2) This stuff is not cheap. When we ordered, they were $26.50 apiece plus tax and tip. Prices have since gone up to $33 plus tax and tip. While they're not very big, one pizza is definitely enough for two people smaller than Pablo Sandoval. Good ingredients cost good money. Not complaining about the prices, but they're high enough that it won't be a super regular thing for me given the other pizza options out there. Well, at least until I get word they've turned up the dial on flavor potency, at which time they can have all of my money.
Pizza.
Pizza Pie.
Pie
With the freedom of carry-out comes the freedom to mix and match food from different places. That delectable thing right there is a peach strawberry pie from Hoosier Mama. It's spectacular.
RIP Phred
For the first time in its 17-year history, the Chicago Pizza Club has been visited by Death. There was no good time for Phred to die, but it seems especially unfair that his last CPC meeting was Fat Chris's when Pizza Friendly Pizza was there for the eating if he'd made it just one more month. Here's to a pizza life well lived:
Welcome Emma
One life ends, another one begins. Emma Rose Panagiota Mantis made her CPC debut at less than two months old. We can only hope than in the years between her getting teeth and wanting nothing to do with her father, she will come to many meetings of the Chicago Pizza Club. And that along with the rest of the second generation of members, she will continue this tradition long after the 40+ crowd among us join Phred wherever ashes from incinerators are distributed.

3 comments:

Marla Collins' Husband said...

This was a tough one to score. Normally a pizza with a crust this good is going to automatically jump into rarefied 9+ land.But that's because the crust is the hardest part about making a pizza.
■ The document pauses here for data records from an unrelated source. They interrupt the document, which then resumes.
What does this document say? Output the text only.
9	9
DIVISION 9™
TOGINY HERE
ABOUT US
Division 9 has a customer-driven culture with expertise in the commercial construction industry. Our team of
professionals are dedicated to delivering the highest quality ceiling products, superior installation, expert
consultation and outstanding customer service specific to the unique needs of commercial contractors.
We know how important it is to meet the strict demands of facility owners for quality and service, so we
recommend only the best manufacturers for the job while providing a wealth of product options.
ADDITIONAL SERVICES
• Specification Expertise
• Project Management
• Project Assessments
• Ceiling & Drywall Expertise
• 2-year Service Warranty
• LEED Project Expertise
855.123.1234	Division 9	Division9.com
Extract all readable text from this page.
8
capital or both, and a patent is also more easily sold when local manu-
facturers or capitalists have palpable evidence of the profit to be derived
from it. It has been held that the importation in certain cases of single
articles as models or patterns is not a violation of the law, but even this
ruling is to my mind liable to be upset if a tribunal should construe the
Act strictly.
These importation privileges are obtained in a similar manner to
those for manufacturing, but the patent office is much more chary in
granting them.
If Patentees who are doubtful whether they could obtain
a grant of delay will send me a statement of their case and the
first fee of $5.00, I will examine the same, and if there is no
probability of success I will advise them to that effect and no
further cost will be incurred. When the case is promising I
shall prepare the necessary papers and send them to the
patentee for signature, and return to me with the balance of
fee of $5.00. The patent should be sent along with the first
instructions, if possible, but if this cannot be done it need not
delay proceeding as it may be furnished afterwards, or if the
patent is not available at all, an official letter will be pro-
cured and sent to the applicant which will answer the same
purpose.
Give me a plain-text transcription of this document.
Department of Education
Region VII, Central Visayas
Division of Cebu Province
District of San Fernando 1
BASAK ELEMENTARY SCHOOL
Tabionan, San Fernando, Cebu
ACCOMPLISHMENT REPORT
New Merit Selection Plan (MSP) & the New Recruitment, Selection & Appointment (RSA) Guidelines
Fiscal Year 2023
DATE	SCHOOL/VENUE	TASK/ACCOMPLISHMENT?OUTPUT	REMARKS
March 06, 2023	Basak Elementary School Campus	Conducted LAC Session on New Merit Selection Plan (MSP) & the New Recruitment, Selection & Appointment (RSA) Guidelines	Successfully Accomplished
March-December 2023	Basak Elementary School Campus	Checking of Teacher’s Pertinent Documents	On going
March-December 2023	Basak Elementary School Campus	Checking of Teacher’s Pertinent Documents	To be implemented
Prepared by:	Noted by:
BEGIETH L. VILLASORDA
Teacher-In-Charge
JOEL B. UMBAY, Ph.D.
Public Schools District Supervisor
Still going to give an 8.3, but it won't be hard for it to get to the high 9's with some easy toppings tweaks.

Adam Young said...

I was encouraged to comment by Marla Collins' Husband, even though I didn't attend. Based on my reading the review, I feel like I, too, give a sycophantic 8.3. It looked damn good and I wish I could have joined the fray.

kate-d. said...

This was great pizza and I look forward to getting it again. As the reviewer notes, the crust was just outstanding. I would eat it with butter. I enjoyed most of the toppings as well. I thought the pepperoni was packed with delicious flavor and cooked perfectly. The mushrooms with a little spice were my favorite. However, the sausage and "giardiniera" was disappointing and bland. I give the pizza an 8.7.

Somehow, one lonely slice was left uneaten, and it was sad it couldn't be biked home to Phred. Emma will need to start helping us eat the slices as soon as she grows some teeth.